A report of Liga de Lucha contra el Cáncer (Lalcec) (Fight against Cancer League) alerted that uterine cancer is the second most prevalent cancer in women, after that of the breasts.
Meantime, the numbers that the World Health Organization (WHO) manages indicate that in the world 450 thousand women present/display uterine cancer every year and of them, 200 thousand die, being most deaths in developing countries.
The head of Gynecology at Lalcec, Silvina Witis, explained that the pathology "occurs more frequently in young woman who has had many children" and emphasized that "the precocious detection of the pre-malignant injuries is the only way to avoid the arrival at a clinical picture of an uterine cancer".
Prevention: In this sense, Witis indicates that "starting from the moment that a woman begins to maintain sexual relations she must carry out a Papanicolaou cytology every year, throughout her life, to detect alterations" in her uterine neck.

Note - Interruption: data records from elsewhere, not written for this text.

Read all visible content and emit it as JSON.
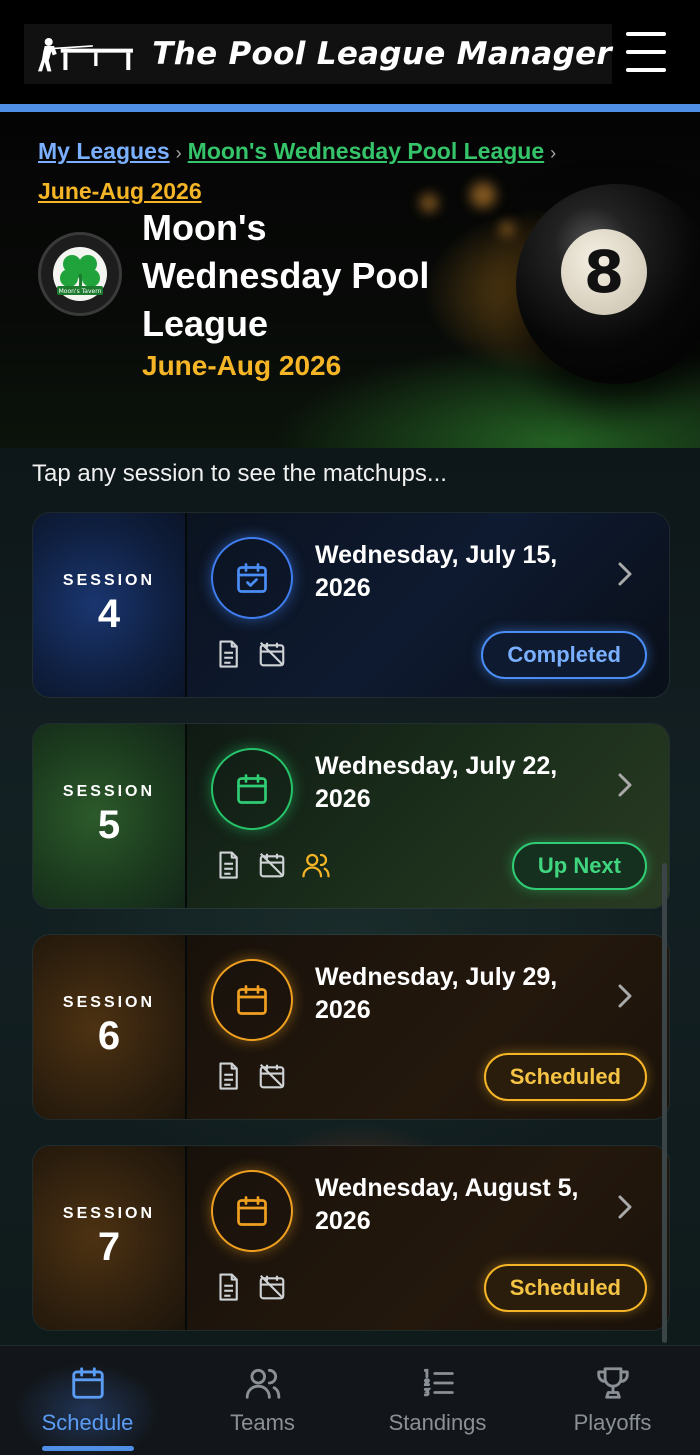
{
  "header": {
    "app_title": "The Pool League Manager",
    "menu_icon": "hamburger-menu-icon"
  },
  "breadcrumb": {
    "items": [
      "My Leagues",
      "Moon's Wednesday Pool League",
      "June-Aug 2026"
    ]
  },
  "league": {
    "name": "Moon's Wednesday Pool League",
    "season": "June-Aug 2026",
    "logo_text": "Moon's Tavern"
  },
  "hero": {
    "ball_number": "8"
  },
  "hint": "Tap any session to see the matchups...",
  "sessions": [
    {
      "label": "SESSION",
      "number": "4",
      "date": "Wednesday, July 15, 2026",
      "status": "Completed",
      "theme_color": "#4a8df5",
      "icons": [
        "document-icon",
        "calendar-off-icon"
      ]
    },
    {
      "label": "SESSION",
      "number": "5",
      "date": "Wednesday, July 22, 2026",
      "status": "Up Next",
      "theme_color": "#2fcc74",
      "icons": [
        "document-icon",
        "calendar-off-icon",
        "users-icon"
      ]
    },
    {
      "label": "SESSION",
      "number": "6",
      "date": "Wednesday, July 29, 2026",
      "status": "Scheduled",
      "theme_color": "#f5b526",
      "icons": [
        "document-icon",
        "calendar-off-icon"
      ]
    },
    {
      "label": "SESSION",
      "number": "7",
      "date": "Wednesday, August 5, 2026",
      "status": "Scheduled",
      "theme_color": "#f5b526",
      "icons": [
        "document-icon",
        "calendar-off-icon"
      ]
    }
  ],
  "bottom_nav": {
    "items": [
      {
        "label": "Schedule",
        "icon": "calendar-icon",
        "active": true
      },
      {
        "label": "Teams",
        "icon": "users-icon",
        "active": false
      },
      {
        "label": "Standings",
        "icon": "list-ordered-icon",
        "active": false
      },
      {
        "label": "Playoffs",
        "icon": "trophy-icon",
        "active": false
      }
    ]
  },
  "colors": {
    "accent_blue": "#4f8fe6",
    "link_blue": "#7ab0ff",
    "link_green": "#35c46a",
    "highlight_gold": "#f5b526"
  }
}
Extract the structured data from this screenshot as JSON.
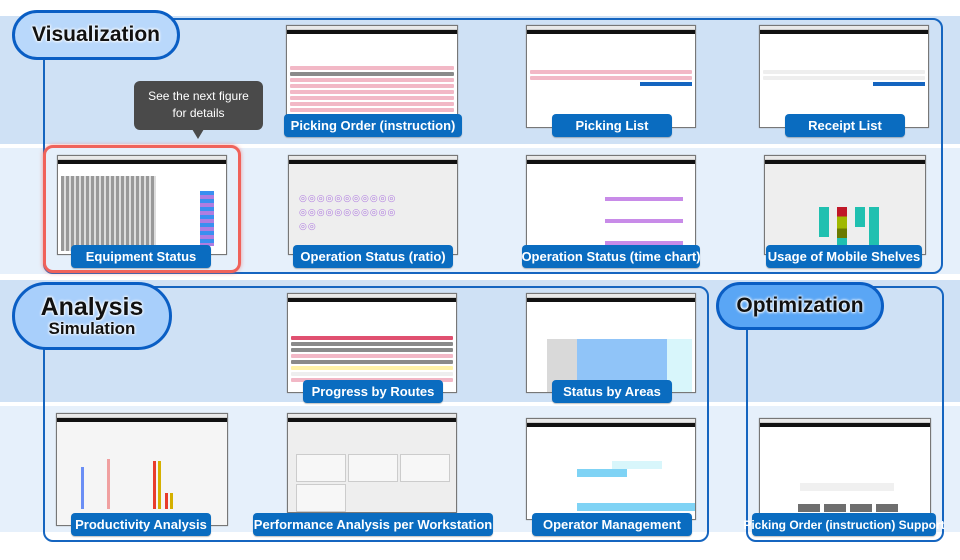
{
  "sections": {
    "visualization": {
      "title": "Visualization"
    },
    "analysis": {
      "title": "Analysis",
      "subtitle": "Simulation"
    },
    "optimization": {
      "title": "Optimization"
    }
  },
  "tooltip": {
    "line1": "See the next figure",
    "line2": "for details"
  },
  "screens": {
    "picking_order": "Picking Order (instruction)",
    "picking_list": "Picking List",
    "receipt_list": "Receipt List",
    "equipment_status": "Equipment Status",
    "operation_ratio": "Operation Status (ratio)",
    "operation_timechart": "Operation Status (time chart)",
    "mobile_shelves": "Usage of Mobile Shelves",
    "progress_routes": "Progress by Routes",
    "status_areas": "Status by Areas",
    "productivity": "Productivity Analysis",
    "performance_workstation": "Performance Analysis per Workstation",
    "operator_management": "Operator Management",
    "picking_support": "Picking Order (instruction) Support"
  },
  "colors": {
    "accent": "#0a6cc0",
    "frame": "#1565c0",
    "highlight": "#f0625a",
    "band_dark": "#cfe1f5",
    "band_light": "#e6f0fb"
  }
}
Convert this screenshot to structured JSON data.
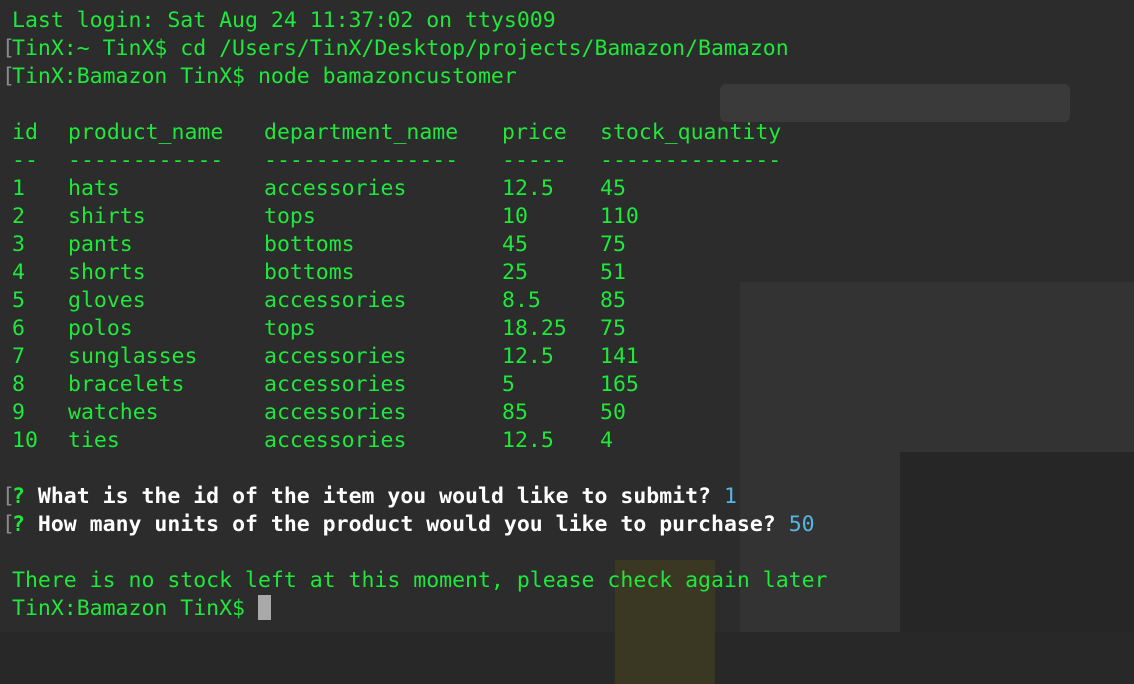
{
  "terminal": {
    "last_login": "Last login: Sat Aug 24 11:37:02 on ttys009",
    "cmd1": "TinX:~ TinX$ cd /Users/TinX/Desktop/projects/Bamazon/Bamazon",
    "cmd2": "TinX:Bamazon TinX$ node bamazoncustomer",
    "bracket_char": "[",
    "table": {
      "headers": [
        "id",
        "product_name",
        "department_name",
        "price",
        "stock_quantity"
      ],
      "dividers": [
        "--",
        "------------",
        "---------------",
        "-----",
        "--------------"
      ],
      "rows": [
        [
          "1",
          "hats",
          "accessories",
          "12.5",
          "45"
        ],
        [
          "2",
          "shirts",
          "tops",
          "10",
          "110"
        ],
        [
          "3",
          "pants",
          "bottoms",
          "45",
          "75"
        ],
        [
          "4",
          "shorts",
          "bottoms",
          "25",
          "51"
        ],
        [
          "5",
          "gloves",
          "accessories",
          "8.5",
          "85"
        ],
        [
          "6",
          "polos",
          "tops",
          "18.25",
          "75"
        ],
        [
          "7",
          "sunglasses",
          "accessories",
          "12.5",
          "141"
        ],
        [
          "8",
          "bracelets",
          "accessories",
          "5",
          "165"
        ],
        [
          "9",
          "watches",
          "accessories",
          "85",
          "50"
        ],
        [
          "10",
          "ties",
          "accessories",
          "12.5",
          "4"
        ]
      ]
    },
    "question1": {
      "mark": "?",
      "text": "What is the id of the item you would like to submit?",
      "answer": "1"
    },
    "question2": {
      "mark": "?",
      "text": "How many units of the product would you like to purchase?",
      "answer": "50"
    },
    "message": "There is no stock left at this moment, please check again later",
    "final_prompt": "TinX:Bamazon TinX$"
  },
  "colors": {
    "background": "#2c2c2c",
    "text_green": "#1ee93a",
    "prompt_white": "#ffffff",
    "answer_blue": "#55b6e6",
    "cursor_gray": "#a9a9a9"
  }
}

The gynecologist insisted on the necessity of that gynecological practice "before the changes that are registered in the uterine neck, the vagina flora and variation in the immunity to virus during the different stages in a woman's life".
She alerted that "a woman who has not undertaken a Papanicolaou during four years can at this point have precancerous injuries in the uterine neck" and emphasized, that from the moment in which those are registered "there is a lapse of 10 years for the cancer to develop".